Comme l'a résumé le ministre de l'intérieur lors de son audition par la commission d'enquête68(*), « le lumpenprolétariat du trafic de drogue est désormais très mobile, comme peut l'être le capital humain dans un capitalisme effréné ».

La mobilité des « mules » est bien sûr une mobilité sinon forcée, du moins non spontanée. Tel n'est pas le cas des trafiquants du « haut du spectre », susceptibles de venir prendre en charge l'achat de la drogue sur place et son convoyage. Une note de l'Ofast69(*) décrit ainsi l'implantation tentaculaire de groupes albanais installés en Amérique du Sud, opérant en totale autonomie pour assurer l'acheminement de la cocaïne vers les ports brésiliens et son exportation en Europe. Un groupe de ce type a été démantelé en septembre 2020 par Interpol. « Le chef albanais [d'un groupe criminel], note l'Ofast, coordonnait toute l'activité de l'organisation depuis sa cellule de prison en Équateur. Le cartel communiquait par messageries cryptées et disposait d'un réseau d'agents corrompus dans les ports maritimes d'Amérique du Sud. S'agissant du blanchiment des bénéfices des trafics, le recours au système bancaire occulte Fei Chien, implanté en Asie du Sud-Est, a été mis au jour ».
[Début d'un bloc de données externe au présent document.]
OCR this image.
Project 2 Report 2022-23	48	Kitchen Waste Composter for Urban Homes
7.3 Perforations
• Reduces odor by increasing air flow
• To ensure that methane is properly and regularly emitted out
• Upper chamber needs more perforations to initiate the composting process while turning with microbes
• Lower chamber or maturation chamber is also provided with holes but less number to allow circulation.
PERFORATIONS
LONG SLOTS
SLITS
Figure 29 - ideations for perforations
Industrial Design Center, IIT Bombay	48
Organisations criminelles et mobilité

La propension des trafiquants de drogue à la mobilité n'est pas en soi un fait nouveau. Alors que la mafia est une organisation hiérarchisée, verticale, dont le pouvoir repose sur le contrôle d'un territoire, le trafic de drogue est une activité par nature horizontale, fondée sur la coopération entre plusieurs métiers (producteur, importateur, distributeur), qui suppose des connexions internationales.

L'articulation de ces deux dimensions a été décrite par l'historien Salvatore Lupo70(*). Ainsi, explique Lupo, le célèbre repenti de Cosa Nostra Tommaso Buscetta était à la fois un soldat de rang moyen de l'organisation mafieuse et un trafiquant de drogue international, bien plus riche que ses supérieurs. Installé au Brésil, c'est là qu'il a été arrêté en 1983.
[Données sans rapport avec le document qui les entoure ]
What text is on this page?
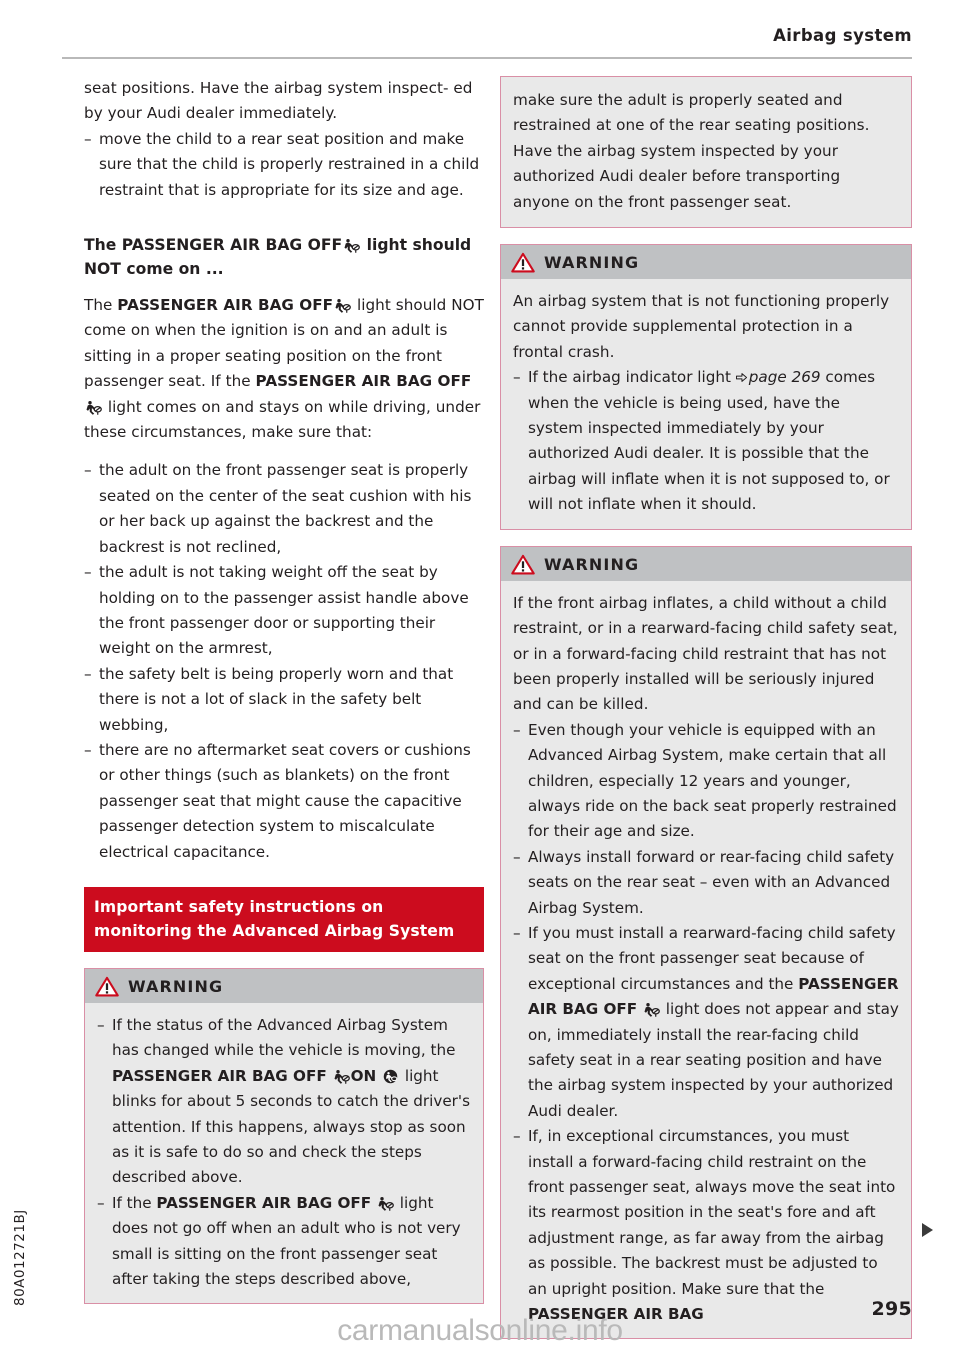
Airbag system

seat positions. Have the airbag system inspect- ed by your Audi dealer immediately.

– move the child to a rear seat position and make sure that the child is properly restrained in a child restraint that is appropriate for its size and age.
The PASSENGER AIR BAG OFF light should NOT come on ...

The PASSENGER AIR BAG OFF light should NOT come on when the ignition is on and an adult is sitting in a proper seating position on the front passenger seat. If the PASSENGER AIR BAG OFF  light comes on and stays on while driving, under these circumstances, make sure that:

– the adult on the front passenger seat is properly seated on the center of the seat cushion with his or her back up against the backrest and the backrest is not reclined,
– the adult is not taking weight off the seat by holding on to the passenger assist handle above the front passenger door or supporting their weight on the armrest,
– the safety belt is being properly worn and that there is not a lot of slack in the safety belt webbing,
– there are no aftermarket seat covers or cushions or other things (such as blankets) on the front passenger seat that might cause the capacitive passenger detection system to miscalculate electrical capacitance.
Important safety instructions on monitoring the Advanced Airbag System
WARNING
– If the status of the Advanced Airbag System has changed while the vehicle is moving, the PASSENGER AIR BAG OFF ON light blinks for about 5 seconds to catch the driver's attention. If this happens, always stop as soon as it is safe to do so and check the steps described above.
– If the PASSENGER AIR BAG OFF light does not go off when an adult who is not very small is sitting on the front passenger seat after taking the steps described above,

make sure the adult is properly seated and restrained at one of the rear seating positions. Have the airbag system inspected by your authorized Audi dealer before transporting anyone on the front passenger seat.

WARNING

An airbag system that is not functioning properly cannot provide supplemental protection in a frontal crash.

– If the airbag indicator light page 269 comes when the vehicle is being used, have the system inspected immediately by your authorized Audi dealer. It is possible that the airbag will inflate when it is not supposed to, or will not inflate when it should.
WARNING

If the front airbag inflates, a child without a child restraint, or in a rearward-facing child safety seat, or in a forward-facing child restraint that has not been properly installed will be seriously injured and can be killed.

– Even though your vehicle is equipped with an Advanced Airbag System, make certain that all children, especially 12 years and younger, always ride on the back seat properly restrained for their age and size.
– Always install forward or rear-facing child safety seats on the rear seat – even with an Advanced Airbag System.
– If you must install a rearward-facing child safety seat on the front passenger seat because of exceptional circumstances and the PASSENGER AIR BAG OFF light does not appear and stay on, immediately install the rear-facing child safety seat in a rear seating position and have the airbag system inspected by your authorized Audi dealer.
– If, in exceptional circumstances, you must install a forward-facing child restraint on the front passenger seat, always move the seat into its rearmost position in the seat's fore and aft adjustment range, as far away from the airbag as possible. The backrest must be adjusted to an upright position. Make sure that the PASSENGER AIR BAG
80A012721BJ
295
carmanualsonline.info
Mais la mondialisation et surtout les nouvelles technologies ont accéléré ce nomadisme en permettant la gestion à distance des réseaux.

La mobilité internationale des trafiquants trouve sa manifestation la plus frappante dans la ville andalouse de Marbella, au croisement des routes du cannabis marocain, de la cocaïne américaine et à proximité du paradis fiscal de Gibraltar, qu'un article publié dans le journal El País71(*) puis le Guardian, a décrite comme « l'ONU du crime » : tous les grands groupes criminels internationaux y sont représentés et y font affaire. Des équipes de Marseillais viennent notamment y « faire la saison » dans l'une ou l'autre des activités liées au trafic - tout cela sous les yeux de la police, qui n'a pas les moyens de faire face.

2. Les pays refuge : des espaces de télétravail à l'échelle du monde

Puisque gérer le trafic à distance est devenu possible, les trafiquants les plus puissants ont pris l'habitude de s'installer dans des pays peu coopératifs pour échapper aux attentions de la justice de leur pays.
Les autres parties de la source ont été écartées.